Absolutely. When we practice with daily “hiccups” we become proficient enough to deal with the boulders tossed in our path.
Yes I don’t think I would be as happy as she was. It would take quite some time. People who are naturally like that are very lucky. This comes at a rather odd time as I was hit with a bombshell last night. Nothing that I can speak of but a bomb for sure. Just waiting to explode and ruin lives. Other people jumping up to forgive all over the place. If they truly had then everyone would have kept quiet which is not something I normally suggest. Forgiveness isn’t the first thought on my mind trust me. This is a very complicated situation. And actually I will go so far as to say forgiveness isn’t even the issue right now. And if it was can you forgive someone for being stupid?

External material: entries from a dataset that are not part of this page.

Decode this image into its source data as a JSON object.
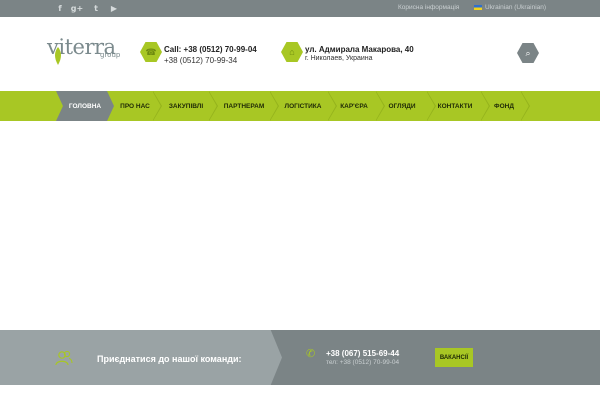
{
  "topbar": {
    "social": [
      {
        "icon": "facebook-icon",
        "glyph": "f"
      },
      {
        "icon": "google-plus-icon",
        "glyph": "g+"
      },
      {
        "icon": "twitter-icon",
        "glyph": "t"
      },
      {
        "icon": "youtube-icon",
        "glyph": "▶"
      }
    ],
    "useful_info": "Корисна інформація",
    "language": "Ukrainian (Ukrainian)"
  },
  "header": {
    "logo_main": "viterra",
    "logo_sub": "group",
    "phone_primary": "Call: +38 (0512) 70-99-04",
    "phone_secondary": "+38 (0512) 70-99-34",
    "address_street": "ул. Адмирала Макарова, 40",
    "address_city": "г. Николаев, Украина"
  },
  "nav": {
    "items": [
      "Головна",
      "Про нас",
      "Закупівлі",
      "Партнерам",
      "Логістика",
      "Кар'єра",
      "Огляди",
      "Контакти",
      "Фонд"
    ],
    "active_index": 0
  },
  "footer_band": {
    "join_text": "Приєднатися до нашої команди:",
    "phone": "+38 (067) 515-69-44",
    "tel": "тел: +38 (0512) 70-99-04",
    "vacancies_button": "ВАКАНСІЇ"
  },
  "colors": {
    "brand_green": "#a8c724",
    "brand_grey": "#7b8486"
  }
}
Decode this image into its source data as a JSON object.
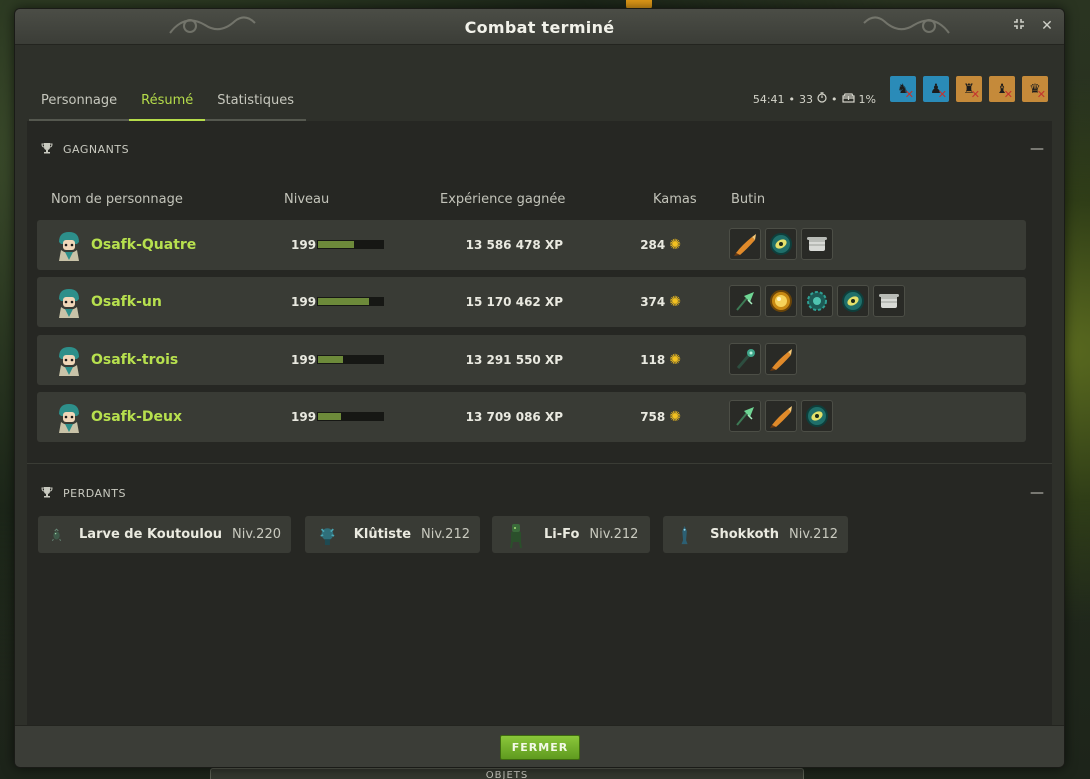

Your comment reminded me of this quote:
“I am patient with stupidity, but not with those who are proud of it.” ~ Edith Sitwell
Hope the bomb is defused before detonation.
I love the haiku, Nancy! I do think happiness is an inside job, although I don’t know if I could be as “light” as Barb. I hope so, but I don’t know that for certain. I do hear in others the weight of holding onto the pain of the past, however. And it is indeed crippling. That is how I know that accepting what is must be the choice each and every time, or the bitterness robs forever! I think moving through some of the classical stages of grief may be necessary, though, to give the mind time to process and come to a healthier conclusion. I’m sure there are those who do, but my experience tells me they are very rare!
Reaching Barb’s level of acceptance would take most of us MONTHS (or longer). The sooner the better ~> as long as it’s true acceptance and NOT just stuffing unpleasant emotions under the rug.
I’ve done it a few times when faced with narrower parameters.
Once I was admitted to the hospital . . . to surgery . . . with no idea what was causing the pain. They knew something had to come out, but they didn’t know what. ACK!
I flowed through anger, fear, bargaining, etc., and reached acceptance in short order once I compared MY situation to that of children in the hospital who had NO IDEA why mommy and daddy didn’t fix the problem and take them home.
My compassion for the plight of others helped me to stop feeling like a victim. I started to feel grateful that (although in pain) I was in the hospital with a team of doctors or nurses who were looking out for me. In the end . . . NO SURGERY.
And I believe that my attitude of gratitude and acceptance helped turn the tide and heal me from the inside out. No scalpel required.
Mmmmm – David wouldn’t get that treatment if I was Barb 😉
It’s hard to live life with complete acceptance. But it’s exhausting to wrestle with the “what is.”